Jackie kept her arms crossed, as though she was afraid she might actually touch something—or that something might touch her. She surveyed the basement, tapping her manicured fingernails against her elbows. “Are you remodeling?”
“It was unfinished when we bought the house last year,” Heath spoke to the curved computer screen as he navigated the operating system with a mouse. “We were going to turn it into a family room, maybe a playroom for the rug rats. We were planning to have kids someday.” His voice faded and he shook his head.
He located the video file and double-clicked on it. Heath looked away from the screen, got up and shuffled to the wooden stairs. “I’ll be in the living room. I can’t watch it again. Just eject the CD when it’s done playing. Just take it.”

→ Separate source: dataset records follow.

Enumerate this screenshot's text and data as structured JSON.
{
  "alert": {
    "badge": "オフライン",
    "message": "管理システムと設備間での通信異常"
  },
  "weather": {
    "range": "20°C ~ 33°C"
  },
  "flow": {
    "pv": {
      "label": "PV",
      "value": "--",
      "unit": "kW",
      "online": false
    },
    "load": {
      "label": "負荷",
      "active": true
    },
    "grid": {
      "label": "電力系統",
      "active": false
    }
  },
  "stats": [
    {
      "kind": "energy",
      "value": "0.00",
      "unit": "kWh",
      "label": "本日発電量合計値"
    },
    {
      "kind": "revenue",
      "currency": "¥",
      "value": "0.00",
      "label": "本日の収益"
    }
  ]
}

The grainy image showed the front door and driveway. The camera was mounted beneath the roof eaves, and the resolution was poor. Several minutes passed until a tall, thin man wearing coveralls and a baseball cap appeared. The angle of the camera wouldn’t show his face, though the lines along his temples suggested he was wearing glasses. He rang the doorbell, and Tara answered. The man went inside and several minutes later the garage door opened. The man exited, walking off camera toward the street. Shortly after, a white cargo van backed into the driveway.
When the man next appeared, he was carrying a roll of duct tape in one hand.
“Dang,” Jackie whispered. She said that again when the man emerged from the garage, strenuously dragging a loosely rolled-up rug. The rug was bound with duct tape in four places, to contain what was trapped inside. He struggled to get it into the back of his van. Something fell out of the rug when he loaded it, landing on the concrete driveway.
Duncan used the mouse to pause the video player. “What is that?”
All three Investigators peered at the screen. Jackie identified it as a shoe, and the playback resumed.
The kidnapper noticed the object, picked it up, and tossed it into the back of the van before slamming the doors shut. He looked around, went inside and closed the garage door. He exited out a side door, looked around again, then got in the van and drove off.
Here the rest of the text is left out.